シャガール(1887-1985)もまた、戦争や革命に翻弄されながら作成を続けた巨匠のひとりです。故郷ロシアを去り各国を渡り歩きながら、徐々に影響力を示していきます。展覧会では、彼の作品を中心に同時代に活躍したロシアの作家たちと対比するような構成をとっています。なお、今回の作品はパリのポンピドー・センターからやって来ました。

シャガール

シャガールとの接点については良く判りませんが、同じくロシア出身のナターリヤ・ゴンチャローワ(1881-1962)やワシリー・カンディンスキー(1866-1944)も前衛的な作品を発表していきます。そして、シャガールと同じくロシアを去り、ゴンチャローワはプリミティブを追求し、カンディンスキーは抽象主義へとスタイルを変化させていきます。

彼らの作品は、前衛的な表現とは別に何か共通するものがあるように思いました。やはり同じような境遇であることから、故郷ロシアに対する想いや哀愁があるのかもしれません。評価をして歓迎してくれる場所があっても、生まれ育った場所は忘れられないのだと思います。

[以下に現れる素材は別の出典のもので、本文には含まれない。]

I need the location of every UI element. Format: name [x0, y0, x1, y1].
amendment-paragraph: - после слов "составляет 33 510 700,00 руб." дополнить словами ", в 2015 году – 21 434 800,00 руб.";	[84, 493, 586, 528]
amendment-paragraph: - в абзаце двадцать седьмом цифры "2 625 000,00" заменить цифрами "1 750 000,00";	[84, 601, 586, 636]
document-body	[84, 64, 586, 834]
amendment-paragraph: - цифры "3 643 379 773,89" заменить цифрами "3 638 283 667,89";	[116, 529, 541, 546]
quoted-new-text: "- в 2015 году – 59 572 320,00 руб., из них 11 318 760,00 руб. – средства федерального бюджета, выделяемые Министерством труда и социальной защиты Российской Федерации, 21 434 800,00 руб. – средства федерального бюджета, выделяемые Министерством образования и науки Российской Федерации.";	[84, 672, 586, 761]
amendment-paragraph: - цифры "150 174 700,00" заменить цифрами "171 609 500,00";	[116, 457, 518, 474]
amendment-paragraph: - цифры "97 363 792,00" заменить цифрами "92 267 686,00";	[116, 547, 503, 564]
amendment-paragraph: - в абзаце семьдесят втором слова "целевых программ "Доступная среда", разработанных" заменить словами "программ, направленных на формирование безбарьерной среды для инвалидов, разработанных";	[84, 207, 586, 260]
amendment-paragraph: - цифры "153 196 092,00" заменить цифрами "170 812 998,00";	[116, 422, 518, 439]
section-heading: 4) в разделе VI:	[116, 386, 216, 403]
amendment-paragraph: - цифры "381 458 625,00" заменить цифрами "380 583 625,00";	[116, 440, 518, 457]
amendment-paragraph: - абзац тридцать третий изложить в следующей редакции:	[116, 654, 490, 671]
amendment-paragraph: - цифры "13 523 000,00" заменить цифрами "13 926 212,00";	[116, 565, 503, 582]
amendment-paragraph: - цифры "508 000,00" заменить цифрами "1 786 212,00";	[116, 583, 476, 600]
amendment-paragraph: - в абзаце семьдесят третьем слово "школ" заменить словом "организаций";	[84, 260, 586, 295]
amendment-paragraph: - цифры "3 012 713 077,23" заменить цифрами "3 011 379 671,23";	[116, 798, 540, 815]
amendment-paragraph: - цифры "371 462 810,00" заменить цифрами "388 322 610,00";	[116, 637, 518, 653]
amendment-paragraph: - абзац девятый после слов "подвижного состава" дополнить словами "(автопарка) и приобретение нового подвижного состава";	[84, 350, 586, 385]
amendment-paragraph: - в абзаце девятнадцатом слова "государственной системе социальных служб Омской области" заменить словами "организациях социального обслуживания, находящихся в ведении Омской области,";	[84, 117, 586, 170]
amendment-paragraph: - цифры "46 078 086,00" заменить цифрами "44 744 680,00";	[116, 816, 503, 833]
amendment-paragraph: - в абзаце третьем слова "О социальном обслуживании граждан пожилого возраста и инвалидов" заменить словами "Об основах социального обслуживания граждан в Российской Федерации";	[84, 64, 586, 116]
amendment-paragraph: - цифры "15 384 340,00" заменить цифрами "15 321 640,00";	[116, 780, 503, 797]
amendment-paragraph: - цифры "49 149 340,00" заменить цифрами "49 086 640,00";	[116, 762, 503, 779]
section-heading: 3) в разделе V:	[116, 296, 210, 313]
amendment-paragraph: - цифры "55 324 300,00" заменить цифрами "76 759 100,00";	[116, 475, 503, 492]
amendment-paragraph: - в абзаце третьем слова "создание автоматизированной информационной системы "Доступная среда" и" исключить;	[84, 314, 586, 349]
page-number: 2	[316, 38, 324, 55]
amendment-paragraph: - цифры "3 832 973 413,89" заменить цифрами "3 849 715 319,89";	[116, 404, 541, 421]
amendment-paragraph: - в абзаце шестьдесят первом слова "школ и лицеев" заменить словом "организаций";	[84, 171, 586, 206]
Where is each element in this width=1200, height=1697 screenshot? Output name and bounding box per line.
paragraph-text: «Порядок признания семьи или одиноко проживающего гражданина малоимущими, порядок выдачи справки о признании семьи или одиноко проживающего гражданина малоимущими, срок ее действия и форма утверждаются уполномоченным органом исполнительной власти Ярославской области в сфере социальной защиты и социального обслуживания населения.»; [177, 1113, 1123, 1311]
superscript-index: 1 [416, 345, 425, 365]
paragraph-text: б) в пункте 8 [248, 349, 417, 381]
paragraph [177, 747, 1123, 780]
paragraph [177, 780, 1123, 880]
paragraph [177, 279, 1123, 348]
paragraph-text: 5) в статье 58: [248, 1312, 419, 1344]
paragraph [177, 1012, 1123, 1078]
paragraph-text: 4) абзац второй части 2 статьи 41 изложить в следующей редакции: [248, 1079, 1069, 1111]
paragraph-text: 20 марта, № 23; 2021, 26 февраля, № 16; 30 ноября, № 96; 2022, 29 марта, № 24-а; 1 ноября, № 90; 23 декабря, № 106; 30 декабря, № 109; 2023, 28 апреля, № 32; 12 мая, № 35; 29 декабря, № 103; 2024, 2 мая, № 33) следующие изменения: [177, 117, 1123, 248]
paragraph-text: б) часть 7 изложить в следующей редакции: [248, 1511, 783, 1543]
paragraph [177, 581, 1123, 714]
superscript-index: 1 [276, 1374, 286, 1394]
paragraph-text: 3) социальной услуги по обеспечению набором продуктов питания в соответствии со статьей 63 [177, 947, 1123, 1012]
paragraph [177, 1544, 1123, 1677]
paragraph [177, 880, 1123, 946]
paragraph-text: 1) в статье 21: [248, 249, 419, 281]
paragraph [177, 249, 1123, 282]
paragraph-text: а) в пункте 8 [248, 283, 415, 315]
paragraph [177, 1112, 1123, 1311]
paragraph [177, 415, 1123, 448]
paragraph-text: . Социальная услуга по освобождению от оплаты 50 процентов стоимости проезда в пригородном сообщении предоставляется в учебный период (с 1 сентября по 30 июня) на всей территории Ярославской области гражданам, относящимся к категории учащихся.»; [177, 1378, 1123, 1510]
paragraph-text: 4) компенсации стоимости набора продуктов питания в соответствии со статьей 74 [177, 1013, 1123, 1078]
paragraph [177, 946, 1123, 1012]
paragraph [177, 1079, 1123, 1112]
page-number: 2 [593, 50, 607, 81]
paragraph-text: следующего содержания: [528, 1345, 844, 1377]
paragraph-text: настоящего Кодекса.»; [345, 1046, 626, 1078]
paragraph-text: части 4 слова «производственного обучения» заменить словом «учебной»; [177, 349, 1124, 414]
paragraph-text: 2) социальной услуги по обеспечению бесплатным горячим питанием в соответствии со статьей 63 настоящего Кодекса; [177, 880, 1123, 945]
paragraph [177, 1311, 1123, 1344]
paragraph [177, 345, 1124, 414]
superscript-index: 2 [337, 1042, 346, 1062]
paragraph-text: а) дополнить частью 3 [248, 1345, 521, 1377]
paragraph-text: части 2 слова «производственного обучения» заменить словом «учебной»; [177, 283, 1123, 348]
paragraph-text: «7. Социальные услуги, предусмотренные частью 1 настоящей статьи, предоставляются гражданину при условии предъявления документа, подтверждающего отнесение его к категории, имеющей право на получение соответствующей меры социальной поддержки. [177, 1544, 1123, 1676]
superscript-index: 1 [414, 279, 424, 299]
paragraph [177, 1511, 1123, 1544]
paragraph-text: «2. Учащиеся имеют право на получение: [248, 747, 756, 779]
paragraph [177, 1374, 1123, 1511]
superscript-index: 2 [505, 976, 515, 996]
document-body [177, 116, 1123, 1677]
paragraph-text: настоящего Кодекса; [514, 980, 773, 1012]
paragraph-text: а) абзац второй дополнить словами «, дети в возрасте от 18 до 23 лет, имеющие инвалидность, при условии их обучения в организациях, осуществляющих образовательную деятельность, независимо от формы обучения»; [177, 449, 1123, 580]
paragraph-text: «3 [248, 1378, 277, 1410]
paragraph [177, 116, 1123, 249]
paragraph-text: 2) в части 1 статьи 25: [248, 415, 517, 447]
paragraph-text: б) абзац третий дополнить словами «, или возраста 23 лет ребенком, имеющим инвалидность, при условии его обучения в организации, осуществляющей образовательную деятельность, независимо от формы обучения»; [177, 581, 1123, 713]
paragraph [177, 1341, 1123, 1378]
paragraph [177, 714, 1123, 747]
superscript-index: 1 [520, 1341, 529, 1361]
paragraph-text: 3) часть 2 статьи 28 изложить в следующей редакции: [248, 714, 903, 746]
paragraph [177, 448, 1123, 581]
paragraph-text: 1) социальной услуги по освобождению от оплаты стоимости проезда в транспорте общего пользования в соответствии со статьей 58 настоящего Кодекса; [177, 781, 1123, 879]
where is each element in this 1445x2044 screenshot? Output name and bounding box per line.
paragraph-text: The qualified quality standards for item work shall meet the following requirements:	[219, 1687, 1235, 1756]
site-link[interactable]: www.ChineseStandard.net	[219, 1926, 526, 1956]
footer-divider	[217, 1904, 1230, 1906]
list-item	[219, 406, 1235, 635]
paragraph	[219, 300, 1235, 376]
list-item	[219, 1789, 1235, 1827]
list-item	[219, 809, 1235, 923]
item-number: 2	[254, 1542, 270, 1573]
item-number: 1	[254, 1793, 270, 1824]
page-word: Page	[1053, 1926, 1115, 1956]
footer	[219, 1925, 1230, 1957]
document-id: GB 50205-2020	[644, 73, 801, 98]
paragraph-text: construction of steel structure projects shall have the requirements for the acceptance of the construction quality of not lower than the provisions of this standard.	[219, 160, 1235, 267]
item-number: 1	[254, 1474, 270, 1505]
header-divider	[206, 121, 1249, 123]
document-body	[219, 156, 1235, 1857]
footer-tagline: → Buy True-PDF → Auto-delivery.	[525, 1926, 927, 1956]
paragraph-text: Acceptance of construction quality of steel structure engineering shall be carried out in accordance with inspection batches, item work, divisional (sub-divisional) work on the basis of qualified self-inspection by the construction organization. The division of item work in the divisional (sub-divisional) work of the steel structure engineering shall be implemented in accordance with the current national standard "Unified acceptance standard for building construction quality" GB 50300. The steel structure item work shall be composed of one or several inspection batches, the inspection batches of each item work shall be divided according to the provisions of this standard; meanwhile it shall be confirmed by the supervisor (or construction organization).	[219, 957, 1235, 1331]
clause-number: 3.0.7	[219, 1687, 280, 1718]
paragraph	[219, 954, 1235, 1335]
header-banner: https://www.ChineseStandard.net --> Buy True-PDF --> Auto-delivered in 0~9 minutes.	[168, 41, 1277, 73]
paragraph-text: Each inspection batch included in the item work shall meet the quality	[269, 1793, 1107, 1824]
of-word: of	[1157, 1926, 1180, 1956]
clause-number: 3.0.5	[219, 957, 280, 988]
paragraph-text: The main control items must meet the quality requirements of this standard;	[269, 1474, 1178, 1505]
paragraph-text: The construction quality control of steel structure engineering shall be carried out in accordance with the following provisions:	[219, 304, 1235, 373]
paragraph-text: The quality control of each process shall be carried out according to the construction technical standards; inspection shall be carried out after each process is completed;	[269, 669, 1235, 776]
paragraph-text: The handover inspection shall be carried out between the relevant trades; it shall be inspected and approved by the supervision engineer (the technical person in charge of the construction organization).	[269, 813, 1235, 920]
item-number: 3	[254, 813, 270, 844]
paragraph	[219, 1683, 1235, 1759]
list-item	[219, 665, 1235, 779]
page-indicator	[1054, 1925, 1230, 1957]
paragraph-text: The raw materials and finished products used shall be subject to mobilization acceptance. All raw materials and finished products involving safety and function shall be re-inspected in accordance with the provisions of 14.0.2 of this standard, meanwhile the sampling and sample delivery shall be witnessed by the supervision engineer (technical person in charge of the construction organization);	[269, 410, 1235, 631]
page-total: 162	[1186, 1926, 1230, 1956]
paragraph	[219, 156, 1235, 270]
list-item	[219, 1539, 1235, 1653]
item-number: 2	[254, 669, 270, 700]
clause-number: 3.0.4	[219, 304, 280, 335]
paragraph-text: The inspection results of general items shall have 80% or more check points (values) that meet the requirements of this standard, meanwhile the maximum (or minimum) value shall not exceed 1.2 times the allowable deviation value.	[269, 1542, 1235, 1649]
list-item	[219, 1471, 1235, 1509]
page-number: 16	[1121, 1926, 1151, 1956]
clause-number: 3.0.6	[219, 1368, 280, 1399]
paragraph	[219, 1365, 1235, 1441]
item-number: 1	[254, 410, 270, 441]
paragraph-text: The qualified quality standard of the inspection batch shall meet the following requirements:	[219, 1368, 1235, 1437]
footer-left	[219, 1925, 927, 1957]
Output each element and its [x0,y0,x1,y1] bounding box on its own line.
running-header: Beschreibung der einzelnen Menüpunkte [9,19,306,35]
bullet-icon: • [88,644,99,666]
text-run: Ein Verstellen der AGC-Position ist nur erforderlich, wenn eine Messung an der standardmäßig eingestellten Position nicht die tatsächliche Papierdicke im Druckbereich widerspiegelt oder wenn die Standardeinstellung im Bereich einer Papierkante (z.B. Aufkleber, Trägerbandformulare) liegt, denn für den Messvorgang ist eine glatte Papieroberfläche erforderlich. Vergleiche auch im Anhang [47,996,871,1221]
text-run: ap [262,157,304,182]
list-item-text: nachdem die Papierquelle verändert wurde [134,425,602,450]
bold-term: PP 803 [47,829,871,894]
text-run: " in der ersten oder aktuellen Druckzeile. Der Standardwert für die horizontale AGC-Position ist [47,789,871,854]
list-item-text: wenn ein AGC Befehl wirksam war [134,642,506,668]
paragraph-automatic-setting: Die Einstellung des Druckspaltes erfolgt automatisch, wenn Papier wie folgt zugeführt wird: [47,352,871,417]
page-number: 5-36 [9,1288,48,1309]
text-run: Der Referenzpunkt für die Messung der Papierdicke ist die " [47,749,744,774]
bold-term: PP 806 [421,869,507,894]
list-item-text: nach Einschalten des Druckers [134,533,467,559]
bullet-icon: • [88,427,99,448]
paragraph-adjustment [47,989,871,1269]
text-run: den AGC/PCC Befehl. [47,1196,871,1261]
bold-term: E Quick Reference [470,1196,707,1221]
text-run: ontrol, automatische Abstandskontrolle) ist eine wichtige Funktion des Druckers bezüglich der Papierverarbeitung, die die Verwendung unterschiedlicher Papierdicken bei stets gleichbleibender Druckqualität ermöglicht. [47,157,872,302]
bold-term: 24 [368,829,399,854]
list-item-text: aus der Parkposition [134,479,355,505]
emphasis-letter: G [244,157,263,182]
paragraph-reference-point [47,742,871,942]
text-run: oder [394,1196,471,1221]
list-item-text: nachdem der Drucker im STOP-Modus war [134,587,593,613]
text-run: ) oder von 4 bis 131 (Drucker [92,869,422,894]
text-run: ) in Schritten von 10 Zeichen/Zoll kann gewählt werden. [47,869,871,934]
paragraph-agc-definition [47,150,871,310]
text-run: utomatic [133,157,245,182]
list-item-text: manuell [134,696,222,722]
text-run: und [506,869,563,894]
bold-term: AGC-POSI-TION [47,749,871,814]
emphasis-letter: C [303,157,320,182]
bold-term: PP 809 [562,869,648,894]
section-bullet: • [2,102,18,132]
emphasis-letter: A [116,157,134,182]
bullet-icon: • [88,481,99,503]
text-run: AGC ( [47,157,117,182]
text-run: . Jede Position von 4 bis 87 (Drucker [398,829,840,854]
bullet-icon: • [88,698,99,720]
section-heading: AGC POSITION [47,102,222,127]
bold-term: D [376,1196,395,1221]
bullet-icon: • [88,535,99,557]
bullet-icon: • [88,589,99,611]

『ロシアとロバとその他のものに』は、シャガールが最初のパリで描いた作品です。ロシア革命が迫ってくる時期でもあり、彼の心中はやや複雑だったのかもしれません。また、彼のスタイルもまだ定まってはいなかったと思います。望郷の念も強かったのではと思います。

シャガール
マルク・シャガール「ロシアとロバとその他のものに、1911」

画面は黒を使用して暗くなっており、宙に浮かぶ人がいますが首と胴が分離されています。赤い牛とそのミルクを求める子牛と人は異様と言えます。故郷ロシアに起こっている不穏な情勢と人々の悲哀を表しているようにも思います。また、同時に自分自身の将来にも悲観したようにも思えます。

このときは故郷への想いが強かったのかもしれません。この作品を描いた数年後に彼は結婚をするのですが、結婚を機に一時ロシアに戻ります。しかし、結果的にはロシア革命が本格化したことで、再度故郷を去ることになるのです。以後、愛の画家として知られるようになっても、哀愁が残るのはこうした過程があったからかもしれません。